3. Long-term opioid use often begins with treatment of acute pain. When opioids are used for acute pain, clinicians should prescribe the lowest effective dose of immediate-release opioids and should prescribe no greater quantity than needed for the expected duration of pain severe enough to require opioids. Three days or less will often be sufficient; more than seven days will rarely be needed. [CDC Guideline #6]6

Practice implications: Clinicians should review the treatment of acute bleeds with patients and expectations for opioid use during the time of bleed. If using chronic opioids, define and discuss the clinic’s policy for providing “extra doses” of opioids for acute pain, and discuss the acceptable indications for and appropriate use of opioids for treatment of acute pain.

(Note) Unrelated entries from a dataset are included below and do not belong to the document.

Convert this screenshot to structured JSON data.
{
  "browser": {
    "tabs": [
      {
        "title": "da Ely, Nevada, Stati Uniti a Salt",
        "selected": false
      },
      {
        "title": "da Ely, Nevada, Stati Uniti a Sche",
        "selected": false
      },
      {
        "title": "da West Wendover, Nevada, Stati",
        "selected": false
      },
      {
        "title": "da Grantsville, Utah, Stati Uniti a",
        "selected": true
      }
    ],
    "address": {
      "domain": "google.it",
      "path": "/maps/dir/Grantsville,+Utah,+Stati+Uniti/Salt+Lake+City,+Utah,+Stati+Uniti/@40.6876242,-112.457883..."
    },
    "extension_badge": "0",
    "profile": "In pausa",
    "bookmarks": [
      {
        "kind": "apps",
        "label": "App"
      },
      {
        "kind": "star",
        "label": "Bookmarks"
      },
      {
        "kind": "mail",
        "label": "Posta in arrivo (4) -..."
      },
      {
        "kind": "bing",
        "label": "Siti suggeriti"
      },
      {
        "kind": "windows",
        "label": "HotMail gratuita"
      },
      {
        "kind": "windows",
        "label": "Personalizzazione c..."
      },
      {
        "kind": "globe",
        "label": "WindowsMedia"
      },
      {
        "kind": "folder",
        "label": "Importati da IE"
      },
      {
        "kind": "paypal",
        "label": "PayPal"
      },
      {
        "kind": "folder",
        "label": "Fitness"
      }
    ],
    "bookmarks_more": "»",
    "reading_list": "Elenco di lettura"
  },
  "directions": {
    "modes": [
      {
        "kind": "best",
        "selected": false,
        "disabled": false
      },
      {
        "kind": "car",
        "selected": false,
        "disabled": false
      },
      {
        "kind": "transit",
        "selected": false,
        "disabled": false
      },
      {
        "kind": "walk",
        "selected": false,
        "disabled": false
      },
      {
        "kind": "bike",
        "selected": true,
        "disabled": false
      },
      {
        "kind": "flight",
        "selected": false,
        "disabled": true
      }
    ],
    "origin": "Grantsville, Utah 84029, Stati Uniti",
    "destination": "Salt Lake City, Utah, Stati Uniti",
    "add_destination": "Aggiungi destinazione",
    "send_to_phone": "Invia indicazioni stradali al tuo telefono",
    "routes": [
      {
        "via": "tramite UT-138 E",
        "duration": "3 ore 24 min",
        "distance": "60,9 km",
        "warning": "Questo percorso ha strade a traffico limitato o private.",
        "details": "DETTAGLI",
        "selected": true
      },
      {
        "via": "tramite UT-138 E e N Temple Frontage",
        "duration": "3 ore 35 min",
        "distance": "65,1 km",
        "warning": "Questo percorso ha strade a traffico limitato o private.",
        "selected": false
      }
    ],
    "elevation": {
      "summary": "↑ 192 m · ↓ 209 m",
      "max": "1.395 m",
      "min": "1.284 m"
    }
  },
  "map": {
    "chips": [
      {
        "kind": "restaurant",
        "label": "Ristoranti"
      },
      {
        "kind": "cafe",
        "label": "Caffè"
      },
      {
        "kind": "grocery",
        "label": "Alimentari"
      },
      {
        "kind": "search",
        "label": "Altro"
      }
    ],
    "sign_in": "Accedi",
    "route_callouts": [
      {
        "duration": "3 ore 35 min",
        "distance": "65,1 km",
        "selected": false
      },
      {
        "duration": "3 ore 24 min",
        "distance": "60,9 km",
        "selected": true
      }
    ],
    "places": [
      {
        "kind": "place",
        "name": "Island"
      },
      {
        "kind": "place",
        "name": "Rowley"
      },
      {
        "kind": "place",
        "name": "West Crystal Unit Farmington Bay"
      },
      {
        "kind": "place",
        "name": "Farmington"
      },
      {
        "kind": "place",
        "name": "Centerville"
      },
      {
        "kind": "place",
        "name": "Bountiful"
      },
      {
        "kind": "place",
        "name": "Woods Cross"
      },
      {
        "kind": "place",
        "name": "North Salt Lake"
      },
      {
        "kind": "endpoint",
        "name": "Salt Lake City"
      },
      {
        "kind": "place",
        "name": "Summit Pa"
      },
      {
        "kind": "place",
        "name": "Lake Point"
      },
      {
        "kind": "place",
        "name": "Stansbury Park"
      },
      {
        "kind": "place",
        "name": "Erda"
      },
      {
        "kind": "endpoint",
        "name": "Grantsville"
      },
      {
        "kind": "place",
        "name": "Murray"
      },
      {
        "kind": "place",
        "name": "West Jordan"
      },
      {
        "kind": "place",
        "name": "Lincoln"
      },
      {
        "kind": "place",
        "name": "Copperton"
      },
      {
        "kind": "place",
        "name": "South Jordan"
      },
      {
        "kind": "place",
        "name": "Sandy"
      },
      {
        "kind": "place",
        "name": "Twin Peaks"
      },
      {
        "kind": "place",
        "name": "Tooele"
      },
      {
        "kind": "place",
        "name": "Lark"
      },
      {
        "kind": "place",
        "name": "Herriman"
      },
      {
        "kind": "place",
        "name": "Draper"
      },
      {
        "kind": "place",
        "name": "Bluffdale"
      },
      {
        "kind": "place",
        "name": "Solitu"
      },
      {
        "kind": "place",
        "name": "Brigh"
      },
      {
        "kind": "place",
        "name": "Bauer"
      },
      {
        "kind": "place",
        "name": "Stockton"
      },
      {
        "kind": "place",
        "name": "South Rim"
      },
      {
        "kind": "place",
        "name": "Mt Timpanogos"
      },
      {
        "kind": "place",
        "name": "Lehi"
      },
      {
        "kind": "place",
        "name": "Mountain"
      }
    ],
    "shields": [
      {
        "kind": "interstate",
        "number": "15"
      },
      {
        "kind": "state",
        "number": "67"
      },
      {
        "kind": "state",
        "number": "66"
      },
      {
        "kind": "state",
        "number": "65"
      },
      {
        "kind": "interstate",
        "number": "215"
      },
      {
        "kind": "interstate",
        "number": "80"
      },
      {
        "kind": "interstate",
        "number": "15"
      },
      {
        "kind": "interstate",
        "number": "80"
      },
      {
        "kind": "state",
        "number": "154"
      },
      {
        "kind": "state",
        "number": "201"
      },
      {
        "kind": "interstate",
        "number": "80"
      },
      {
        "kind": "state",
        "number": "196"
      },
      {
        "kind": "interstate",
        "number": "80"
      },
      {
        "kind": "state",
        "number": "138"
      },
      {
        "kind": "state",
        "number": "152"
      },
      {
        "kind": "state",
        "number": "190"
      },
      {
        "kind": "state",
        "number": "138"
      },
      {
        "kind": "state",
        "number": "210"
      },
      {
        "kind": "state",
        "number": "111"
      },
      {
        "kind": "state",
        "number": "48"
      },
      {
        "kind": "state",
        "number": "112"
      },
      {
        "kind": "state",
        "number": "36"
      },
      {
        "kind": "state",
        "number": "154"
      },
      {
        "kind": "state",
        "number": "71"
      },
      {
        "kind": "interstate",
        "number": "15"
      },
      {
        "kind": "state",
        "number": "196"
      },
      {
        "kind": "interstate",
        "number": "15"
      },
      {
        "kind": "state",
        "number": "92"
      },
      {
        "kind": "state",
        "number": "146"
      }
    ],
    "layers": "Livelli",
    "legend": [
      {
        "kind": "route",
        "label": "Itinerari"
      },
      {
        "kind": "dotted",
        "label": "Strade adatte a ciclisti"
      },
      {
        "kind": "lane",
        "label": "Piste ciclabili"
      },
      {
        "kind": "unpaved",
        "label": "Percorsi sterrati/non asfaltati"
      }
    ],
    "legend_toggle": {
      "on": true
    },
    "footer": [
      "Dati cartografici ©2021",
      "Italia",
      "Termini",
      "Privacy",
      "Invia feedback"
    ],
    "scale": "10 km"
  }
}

Special considerations: Prevention of bleeding is key to reducing the possible need for opioids to treat acute bleeding episodes. Frequent use of “extra doses” of opioids for pain associated with acute bleeds may indicate need to re-evaluate hemophilia treatment or other factors related to bleeding frequency (e.g., physical activity level, adherence to prophylactic medications, etc.). In-person visits to the HTC or hematology clinic may be necessary to fully evaluate a patient for bleeding management and prevention.  


4. Clinicians should avoid prescribing opioid pain medication and benzodiazepines concurrently whenever possible. [CDC Guideline #11]6

Practice implications: Avoid prescribing both types of medications concurrently. Explain to patients that this combination of medications increases the risk of potentially fatal overdose. Any patient who is prescribed a medication in both of these classes should also be prescribed and taught how to use a naloxone auto-injector (including family members).



Rationale: The risks of using opioids to treat chronic pain must be reviewed and updated periodically in all patients. Clinics need to identify methods to safely taper and/or discontinue opioids when risks outweigh benefits.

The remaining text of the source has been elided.